Entre dos cilindros de cañón, situados en vertical, se representa su cabeza, en grandes dimensiones. El cartelista lo ha estilizado un poco a lo Mussolini, sólo que como unos diez años más viejo. La leyenda dice: «Gobierno de la victoria.»

Por la mañana ha aparecido otra vez la aviación dispuesta a bombardear, pero de súbito se ha encontrado con un grupo de cazas pequeños, muy rápidos. Sobre la parte occidental de la ciudad, se ha entablado combate. Los aparatos de bombardeo fascistas se han dado a la fuga. El entusiasmo del público ha sido increíble. Los madrileños aplaudían, alzando los brazos al cielo, arrojaban los gorros hacia arriba, y las mujeres, los chales.

De Madrid han partido todos los extranjeros que directa o indirectamente apoyan al gobierno republicano. Algunos se han trasladado a las embajadas. Además, las misiones diplomáticas han declarado como zonas que gozan del derecho de extraterritorialidad muchas casas que pertenecen a individuos particulares, ciudadanos extranjeros^ han colgado en tales edificios banderas y escudos. Éstos son los edificios convertidos en residencias de los fascistas que esperan a

Franco. Tienen miedo a que en el transcurso de las últimas horas antes de la caída de Madrid, «la chusma de la ciudad», sobre todo los anarquistas, los persigan y los maten.

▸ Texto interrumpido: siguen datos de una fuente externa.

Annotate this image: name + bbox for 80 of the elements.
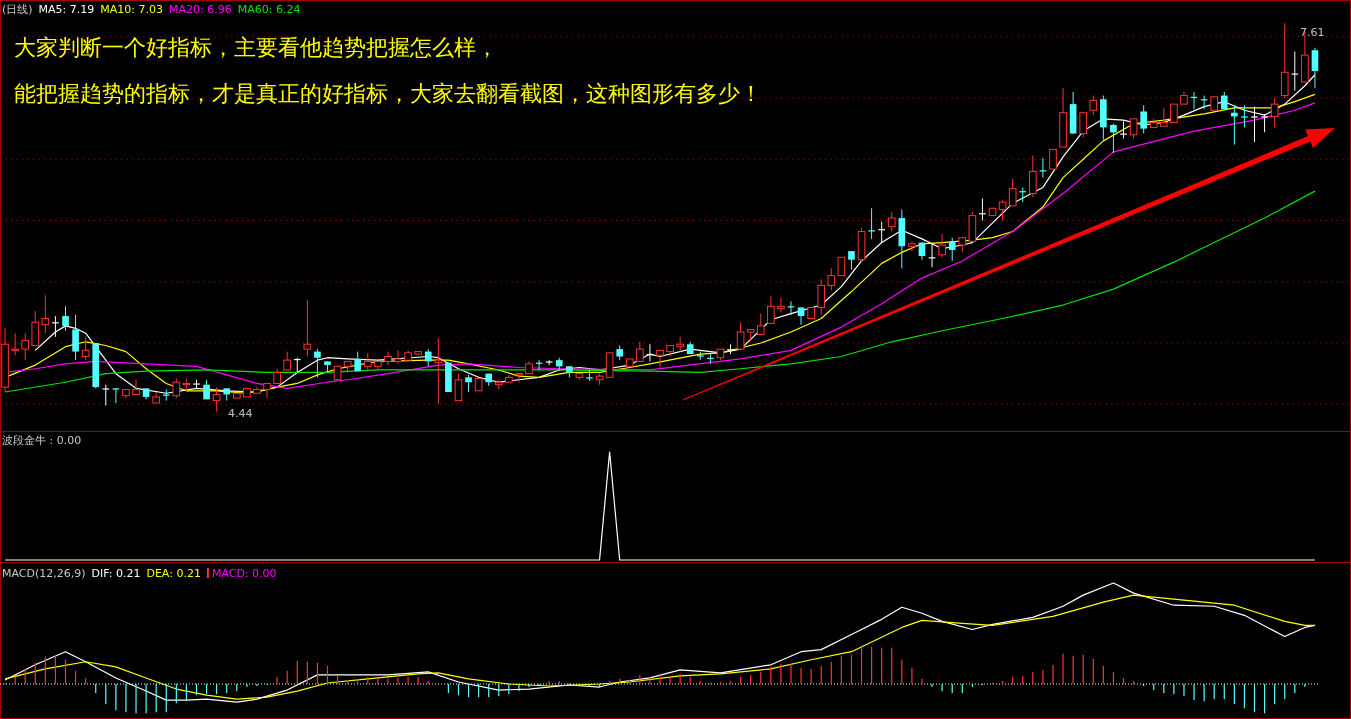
candlestick — [625, 358, 634, 367]
candlestick — [1241, 104, 1248, 128]
candlestick — [102, 384, 110, 406]
candlestick — [605, 352, 614, 378]
candlestick — [263, 382, 271, 399]
annotation: 大家判断一个好指标，主要看他趋势把握怎么样， — [14, 35, 498, 60]
candlestick — [494, 379, 503, 391]
candlestick — [1170, 103, 1178, 124]
candlestick — [31, 310, 40, 346]
candlestick — [112, 387, 120, 404]
candlestick — [868, 207, 875, 240]
candlestick — [1180, 91, 1188, 105]
candlestick — [1039, 157, 1047, 179]
candlestick — [333, 365, 342, 381]
annotation: 能把握趋势的指标，才是真正的好指标，大家去翻看截图，这种图形有多少！ — [14, 81, 762, 106]
candlestick — [807, 306, 815, 320]
candlestick — [414, 351, 422, 355]
annotation: 4.44 — [228, 407, 253, 420]
candlestick — [21, 332, 30, 361]
candlestick — [1159, 107, 1168, 127]
candlestick — [232, 392, 241, 399]
candlestick — [908, 240, 916, 252]
text: MA60: 6.24 — [237, 3, 301, 16]
candlestick — [767, 295, 775, 324]
candlestick — [948, 237, 956, 262]
text: DEA: 0.21 — [146, 567, 201, 580]
candlestick — [122, 389, 130, 399]
candlestick — [394, 349, 402, 365]
candlestick — [1251, 106, 1258, 143]
candlestick — [132, 379, 140, 395]
candlestick — [1, 327, 9, 393]
candlestick — [938, 233, 946, 258]
candlestick — [1311, 47, 1319, 89]
candlestick — [636, 341, 644, 362]
candlestick — [212, 386, 221, 413]
candlestick — [777, 297, 785, 313]
candlestick — [253, 386, 261, 394]
candlestick — [505, 374, 513, 383]
candlestick — [1059, 87, 1067, 148]
candlestick — [1049, 148, 1057, 170]
annotation: 7.61 — [1300, 26, 1325, 39]
candlestick — [736, 321, 745, 350]
chart-title: MACD(12,26,9) — [2, 567, 86, 580]
candlestick — [787, 300, 795, 316]
text: DIF: 0.21 — [91, 567, 141, 580]
candlestick — [797, 306, 805, 326]
candlestick — [1280, 22, 1289, 99]
candlestick — [384, 351, 392, 366]
legend-label: MACD: 0.00 — [211, 567, 277, 580]
candlestick — [434, 337, 443, 405]
candlestick — [756, 313, 765, 335]
candlestick — [716, 348, 725, 361]
candlestick — [817, 278, 826, 316]
candlestick — [666, 344, 674, 357]
candlestick — [11, 332, 19, 356]
candlestick — [676, 336, 684, 353]
text: MA20: 6.96 — [169, 3, 232, 16]
candlestick — [1110, 123, 1117, 154]
candlestick — [374, 360, 382, 371]
candlestick — [848, 250, 855, 271]
candlestick — [837, 256, 846, 277]
candlestick — [1261, 113, 1268, 133]
chart-title: (日线) — [2, 3, 33, 16]
candlestick — [273, 368, 281, 384]
candlestick — [62, 305, 69, 332]
candlestick — [1008, 178, 1017, 207]
candlestick — [525, 360, 533, 375]
candlestick — [404, 349, 412, 361]
candlestick — [243, 387, 251, 398]
candlestick — [656, 349, 664, 369]
candlestick — [72, 314, 79, 361]
chart-title: 波段金牛 : 0.00 — [2, 434, 82, 447]
candlestick — [314, 348, 321, 378]
text: MA10: 7.03 — [100, 3, 164, 16]
text: MA5: 7.19 — [38, 3, 95, 16]
candlestick — [515, 373, 523, 383]
candlestick — [1140, 104, 1147, 135]
candlestick — [474, 378, 483, 392]
candlestick — [575, 373, 584, 381]
candlestick — [1210, 96, 1219, 111]
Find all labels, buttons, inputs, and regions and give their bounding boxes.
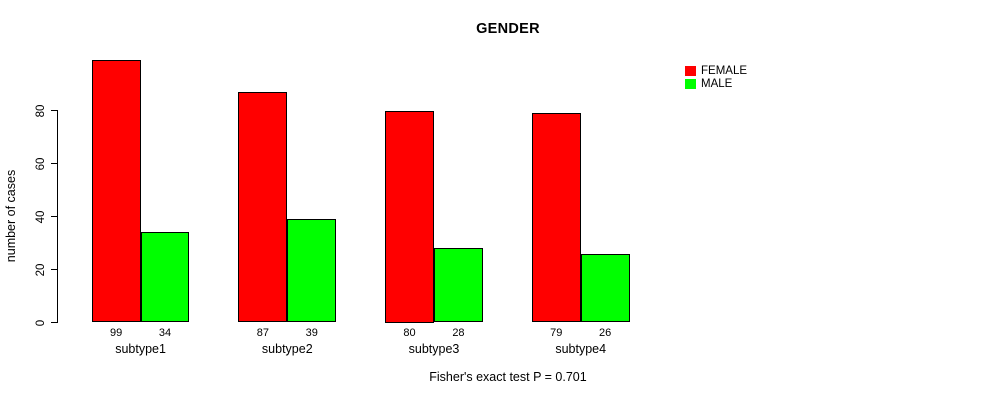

Hoy ha sonado el teléfono y la señorita de la central ha dicho que iban a hablar desde Moscú.

He esperado lleno de emoción. Madrid, Barcelona y París se llamaban y discutían entre sí; de súbito, una voz lejana, pero clara, gozosa, ha pronunciado mi nombre y patronímico. Hablaba el comité de radio de la Unión Soviética, que mandaba su felicitación con motivo de haberse establecido el enlace radiotelefónico directo, y con motivo de la inmediata fiesta, comprobaba la calidad de la audición y pedía que dijera unas palabras para la emisión extraordinaria que se hace desde la plaza Roja el día de la gran fiesta, el 7 de noviembre.